Terrence Malick
Days of Heaven
- DirectorTerrence Malick
- CinematographerNéstor Almendros
DITTE MILSTED A true masterpiece and a genuine work of art. Visually stunning. The use of natural light, the warm colors, the mood, the landscapes, the overhanging dark skies, and the warm, dusty fields - still so present in my mind. It seems as if everything was shot during the magic hour; I don’t think a single filmmaker would have that opportunity today.

The Story Behind Days of Heaven
When Days of Heaven premiered in 1978, it didn’t look like any other American film. Its skies glowed with the light of a vanished world, its characters seemed half-mythic, and its story unfolded like a remembered dream. It was only Terrence Malick’s second feature, but already he had transformed realism into visual poetry - a vision so fragile and luminous it felt as if it might evaporate under analysis.
After the cult success of Badlands (1973), Malick wanted to make a film that spoke less through words than through the rhythms of nature. The story he chose was simple, almost biblical: in 1916, a Chicago laborer (Richard Gere) and his lover (Brooke Adams) flee the city after a crime and find work harvesting wheat in the Texas Panhandle. Posing as siblings, they catch the attention of a wealthy but ailing farmer (Sam Shepard). When the farmer falls for the woman, desire, deceit, and jealousy smolder beneath the endless summer sky.

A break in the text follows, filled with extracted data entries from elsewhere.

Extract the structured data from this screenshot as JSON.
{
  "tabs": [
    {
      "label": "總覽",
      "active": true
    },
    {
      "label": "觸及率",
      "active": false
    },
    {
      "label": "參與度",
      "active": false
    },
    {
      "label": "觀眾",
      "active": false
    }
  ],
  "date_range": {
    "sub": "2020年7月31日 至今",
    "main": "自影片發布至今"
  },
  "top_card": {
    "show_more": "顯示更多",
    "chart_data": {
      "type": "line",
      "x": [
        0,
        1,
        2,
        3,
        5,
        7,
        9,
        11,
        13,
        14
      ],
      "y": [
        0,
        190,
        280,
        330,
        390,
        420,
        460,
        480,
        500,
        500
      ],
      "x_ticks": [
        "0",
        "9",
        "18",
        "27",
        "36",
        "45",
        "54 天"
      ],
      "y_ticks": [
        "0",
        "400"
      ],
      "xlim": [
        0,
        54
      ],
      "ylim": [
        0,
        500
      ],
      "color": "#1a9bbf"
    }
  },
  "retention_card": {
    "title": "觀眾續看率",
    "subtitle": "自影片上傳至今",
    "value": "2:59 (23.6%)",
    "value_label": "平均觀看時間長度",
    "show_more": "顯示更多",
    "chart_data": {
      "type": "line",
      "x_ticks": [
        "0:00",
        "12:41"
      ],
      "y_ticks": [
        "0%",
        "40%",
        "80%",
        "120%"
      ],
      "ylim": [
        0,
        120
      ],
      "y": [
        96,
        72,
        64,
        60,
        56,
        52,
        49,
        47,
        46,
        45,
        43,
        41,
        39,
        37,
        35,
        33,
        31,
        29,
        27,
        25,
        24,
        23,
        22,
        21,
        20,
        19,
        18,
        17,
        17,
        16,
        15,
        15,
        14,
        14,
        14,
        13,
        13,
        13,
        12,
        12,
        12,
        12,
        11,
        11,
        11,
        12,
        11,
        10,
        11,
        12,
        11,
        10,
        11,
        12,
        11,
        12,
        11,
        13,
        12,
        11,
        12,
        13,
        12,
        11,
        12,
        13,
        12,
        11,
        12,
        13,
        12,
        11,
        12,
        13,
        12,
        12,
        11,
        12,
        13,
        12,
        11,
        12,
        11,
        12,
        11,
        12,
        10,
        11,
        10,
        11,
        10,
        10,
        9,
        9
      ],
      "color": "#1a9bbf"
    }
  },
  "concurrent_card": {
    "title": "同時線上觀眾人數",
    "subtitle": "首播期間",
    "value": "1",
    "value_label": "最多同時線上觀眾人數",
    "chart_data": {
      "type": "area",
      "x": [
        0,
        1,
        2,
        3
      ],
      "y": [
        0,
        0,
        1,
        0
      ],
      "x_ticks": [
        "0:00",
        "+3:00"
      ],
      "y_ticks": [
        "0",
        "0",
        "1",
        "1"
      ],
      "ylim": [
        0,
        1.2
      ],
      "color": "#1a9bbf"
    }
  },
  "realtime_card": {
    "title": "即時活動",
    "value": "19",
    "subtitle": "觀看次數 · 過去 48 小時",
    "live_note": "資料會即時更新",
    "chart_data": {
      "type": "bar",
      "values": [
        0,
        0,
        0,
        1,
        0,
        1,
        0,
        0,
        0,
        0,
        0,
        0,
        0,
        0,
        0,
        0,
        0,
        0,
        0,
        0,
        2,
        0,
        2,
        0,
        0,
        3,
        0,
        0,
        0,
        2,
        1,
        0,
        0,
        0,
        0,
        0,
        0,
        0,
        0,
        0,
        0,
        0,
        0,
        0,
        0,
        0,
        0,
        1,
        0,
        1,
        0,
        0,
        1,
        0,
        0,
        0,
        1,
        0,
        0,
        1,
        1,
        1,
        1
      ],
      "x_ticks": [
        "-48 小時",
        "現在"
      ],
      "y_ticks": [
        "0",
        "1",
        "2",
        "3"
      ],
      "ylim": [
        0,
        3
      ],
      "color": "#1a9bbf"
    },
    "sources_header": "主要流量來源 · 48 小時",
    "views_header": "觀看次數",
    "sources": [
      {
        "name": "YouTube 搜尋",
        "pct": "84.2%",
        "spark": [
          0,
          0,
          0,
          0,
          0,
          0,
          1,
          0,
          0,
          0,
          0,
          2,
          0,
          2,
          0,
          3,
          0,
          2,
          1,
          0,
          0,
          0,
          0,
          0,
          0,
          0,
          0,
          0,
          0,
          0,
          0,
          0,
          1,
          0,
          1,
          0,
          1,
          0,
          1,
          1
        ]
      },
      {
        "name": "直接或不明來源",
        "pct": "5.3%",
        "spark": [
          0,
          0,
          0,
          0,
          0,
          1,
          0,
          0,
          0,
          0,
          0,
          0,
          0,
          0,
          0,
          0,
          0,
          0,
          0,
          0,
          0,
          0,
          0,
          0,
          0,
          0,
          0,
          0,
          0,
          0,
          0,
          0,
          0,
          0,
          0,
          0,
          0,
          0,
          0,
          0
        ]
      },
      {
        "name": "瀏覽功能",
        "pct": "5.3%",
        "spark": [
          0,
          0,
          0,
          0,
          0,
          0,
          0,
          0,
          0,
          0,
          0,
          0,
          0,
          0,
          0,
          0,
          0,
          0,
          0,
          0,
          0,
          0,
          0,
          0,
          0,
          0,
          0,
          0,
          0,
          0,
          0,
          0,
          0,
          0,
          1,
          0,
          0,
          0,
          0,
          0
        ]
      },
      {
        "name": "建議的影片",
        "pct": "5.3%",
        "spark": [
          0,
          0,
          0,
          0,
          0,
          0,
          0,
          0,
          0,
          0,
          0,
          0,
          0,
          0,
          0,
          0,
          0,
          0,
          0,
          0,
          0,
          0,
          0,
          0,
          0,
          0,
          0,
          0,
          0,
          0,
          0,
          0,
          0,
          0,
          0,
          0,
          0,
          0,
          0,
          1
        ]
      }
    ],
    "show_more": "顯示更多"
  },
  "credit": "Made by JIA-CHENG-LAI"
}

But Days of Heaven was never meant to be a straightforward love triangle. Malick imagined it as a kind of cinematic hymn - a meditation on the fragility of human life against the vastness of the earth. Working with cinematographer Néstor Almendros (and later Haskell Wexler), he shot the film almost entirely during the “magic hour,” that fleeting window of golden light before dusk. Each day’s usable shooting time was barely twenty minutes, but the results were breathtaking: every frame glows like a painting by Andrew Wyeth or Edward Hopper, filled with wind, wheat, and silence.
The production
The production became legend for its devotion to beauty. Actors waited for hours for the right light. The crew worked with minimal artificial illumination. Malick, often rewriting scenes on the spot, encouraged improvisation and observation over dialogue. He wanted his cast to live inside the landscape - to be shaped by it as much as they shaped it.
In post-production, Malick found the film’s soul in an unexpected place: the offhand, childlike narration of Linda Manz, who plays Gere’s young sister. Her plainspoken voice turned what could have been a melodrama into a tone poem, reframing the story through innocence and wonder. “He was like a farmer himself,” she says of the doomed rich man, “out there watching things grow.”
The legacy
It took two years for Malick to finish editing Days of Heaven. He cut hundreds of pages of dialogue, sculpting the film into a flow of images, sounds, and silences - something closer to music than to conventional storytelling. When it was released, critics were divided: too slow, too strange, too beautiful. Yet time has vindicated it. The film won the Oscar for Best Cinematography and is now regarded as one of the most visually exquisite films ever made, a landmark in the art of cinematic naturalism.
In the decades since, Days of Heaven has come to define Malick’s elusive genius - his search for transcendence in the ordinary, his belief that light itself can tell a story. It remains a vision of America seen not through history or politics but through the eyes of a drifting child, a whisper of memory glowing in the last light of the day.